If anything The Butterfly made a star out of Mirjana Nikolić as well as its iconic watermill. Mirjana Nikolić had debuted in Whole Life Within A Year (1967) and was a rising star due to her role in the romantic comedy Father by Force (1969). While she had worked with Đorđe Kadijević the year before on the historic drama The Colonel’s Wife (1972) history would remember The Butterfly as her breakout role to an international career. That international career didn’t seem to extend beyond the British co-produced wartime drama England Made Me (1973) from the 1953 Graham Greene novel of the same name. For the most of her career Nikolić would remain in Serbia. Filming for The Butterfly happened on location in the village of Zelinje (in the province of Zvornik, in present-day Bosnia and Herzegovina) and the watermill (“the mill of fear” the locals affectionately call it, supposedly) remains at its original location some 3 km (1.9 mi) from the Bajina Bašta-Valjevo road in the valley of the Rogačica river. It has since become something of a tourist attraction. The mill collapsed in 2012, but was reconstructed by December 2018. Four years later, in December 2022, it was completely renovated and while its doors remain open, it isn’t presently operational. No doubt The Butterfly brought in decades’ worth of tourism to Zelinje and Serbia.

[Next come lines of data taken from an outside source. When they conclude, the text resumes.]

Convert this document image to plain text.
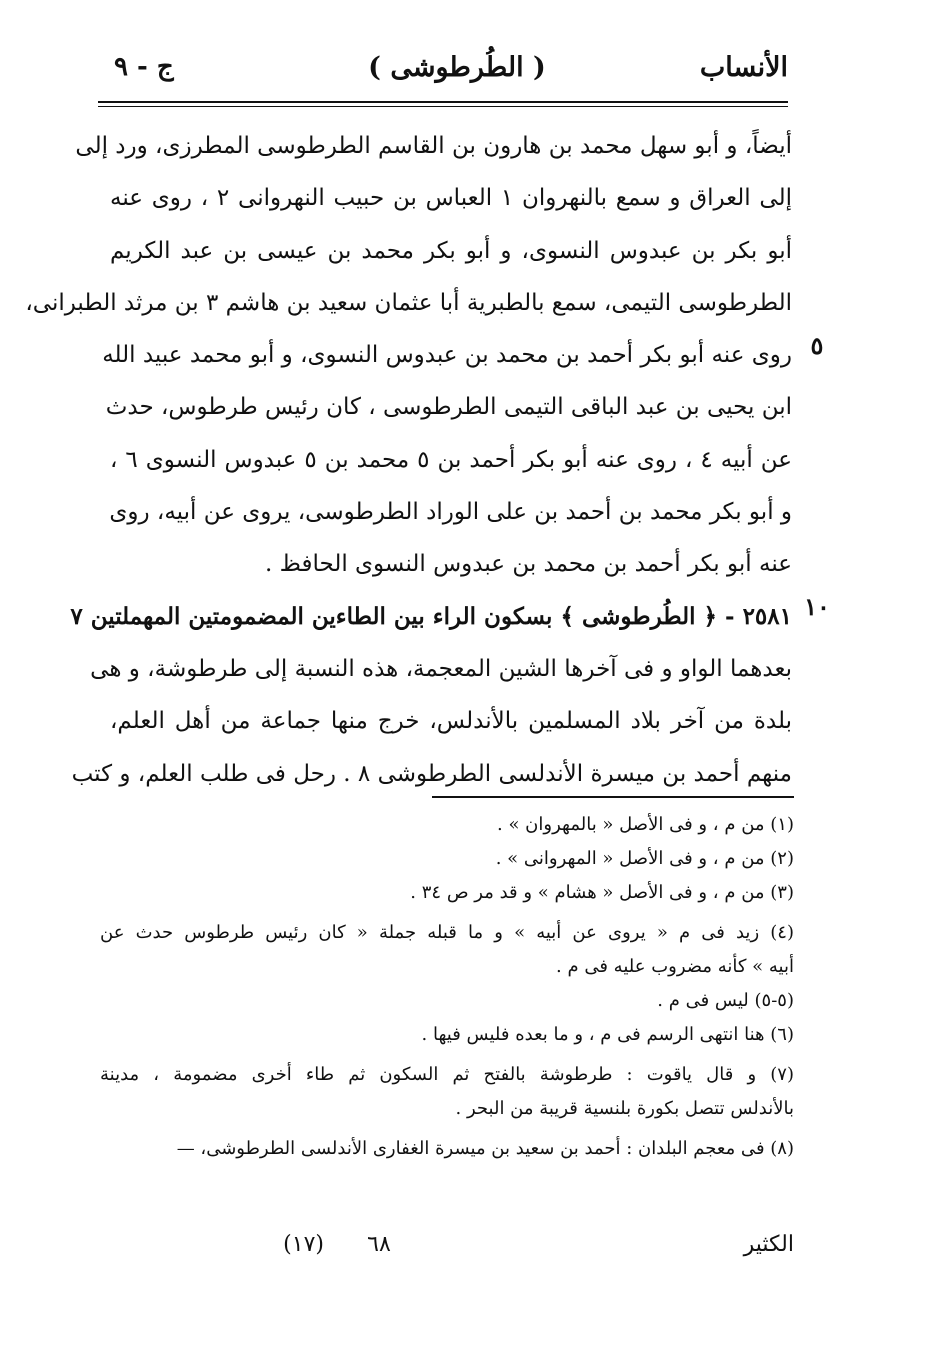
الأنساب
( الطُرطوشى )
ج - ٩
أيضاً، و أبو سهل محمد بن هارون بن القاسم الطرطوسى المطرزى، ورد إلى
إلى العراق و سمع بالنهروان ١ العباس بن حبيب النهروانى ٢ ، روى عنه
أبو بكر بن عبدوس النسوى، و أبو بكر محمد بن عيسى بن عبد الكريم
الطرطوسى التيمى، سمع بالطبرية أبا عثمان سعيد بن هاشم ٣ بن مرثد الطبرانى،
روى عنه أبو بكر أحمد بن محمد بن عبدوس النسوى، و أبو محمد عبيد الله
ابن يحيى بن عبد الباقى التيمى الطرطوسى ، كان رئيس طرطوس، حدث
عن أبيه ٤ ، روى عنه أبو بكر أحمد بن ٥ محمد بن ٥ عبدوس النسوى ٦ ،
و أبو بكر محمد بن أحمد بن على الوراد الطرطوسى، يروى عن أبيه، روى
عنه أبو بكر أحمد بن محمد بن عبدوس النسوى الحافظ .
٢٥٨١ - ﴿ الطُرطوشى ﴾ بسكون الراء بين الطاءين المضمومتين المهملتين ٧
بعدهما الواو و فى آخرها الشين المعجمة، هذه النسبة إلى طرطوشة، و هى
بلدة من آخر بلاد المسلمين بالأندلس، خرج منها جماعة من أهل العلم،
منهم أحمد بن ميسرة الأندلسى الطرطوشى ٨ . رحل فى طلب العلم، و كتب
٥
١٠
(١) من م ، و فى الأصل « بالمهروان » .
(٢) من م ، و فى الأصل « المهروانى » .
(٣) من م ، و فى الأصل « هشام » و قد مر ص ٣٤ .
(٤) زيد فى م « يروى عن أبيه » و ما قبله جملة « كان رئيس طرطوس حدث عن
أبيه » كأنه مضروب عليه فى م .
(٥-٥) ليس فى م .
(٦) هنا انتهى الرسم فى م ، و ما بعده فليس فيها .
(٧) و قال ياقوت : طرطوشة بالفتح ثم السكون ثم طاء أخرى مضمومة ، مدينة
بالأندلس تتصل بكورة بلنسية قريبة من البحر .
(٨) فى معجم البلدان : أحمد بن سعيد بن ميسرة الغفارى الأندلسى الطرطوشى، —
الكثير
٦٨
(١٧)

East-European horror has an atmosphere that really can’t be felt anywhere else. It’s rustic, glacially paced and has the pastoral environs and that thick dream atmosphere usually associated with France, it’s also very primal in the way Spanish horror is, and strangely religious like something you’d expect out of Latin America. Spirit Of Evil (1967), Valerie and Her Week of Wonders (1970), and this are some prime examples of the form. The Butterfly is historic for being one of the finest vampire horror films to come from the former Yugoslavia. It’s historical importance and cultural significance can’t possibly be understated. Moreso, in 2019 Radio Television of Serbia (RTS) digitally restored and remastered it premiering (whether this was on their main channel RTS1 or their more cultural/educational RTS2 is unclear) it for an entire new generation. On a sidenote, it’s also interesting is that it arrived in 1973, the absolute nexus of gothic horror in Europe. For most Western viewers it wouldn’t be until Polish gothic The Wolf (1983) before East-Europe would rise to horror prominence again. Even half a century later The Butterfly remains an undiluted classic and an incredible achievement from the unlikeliest of places.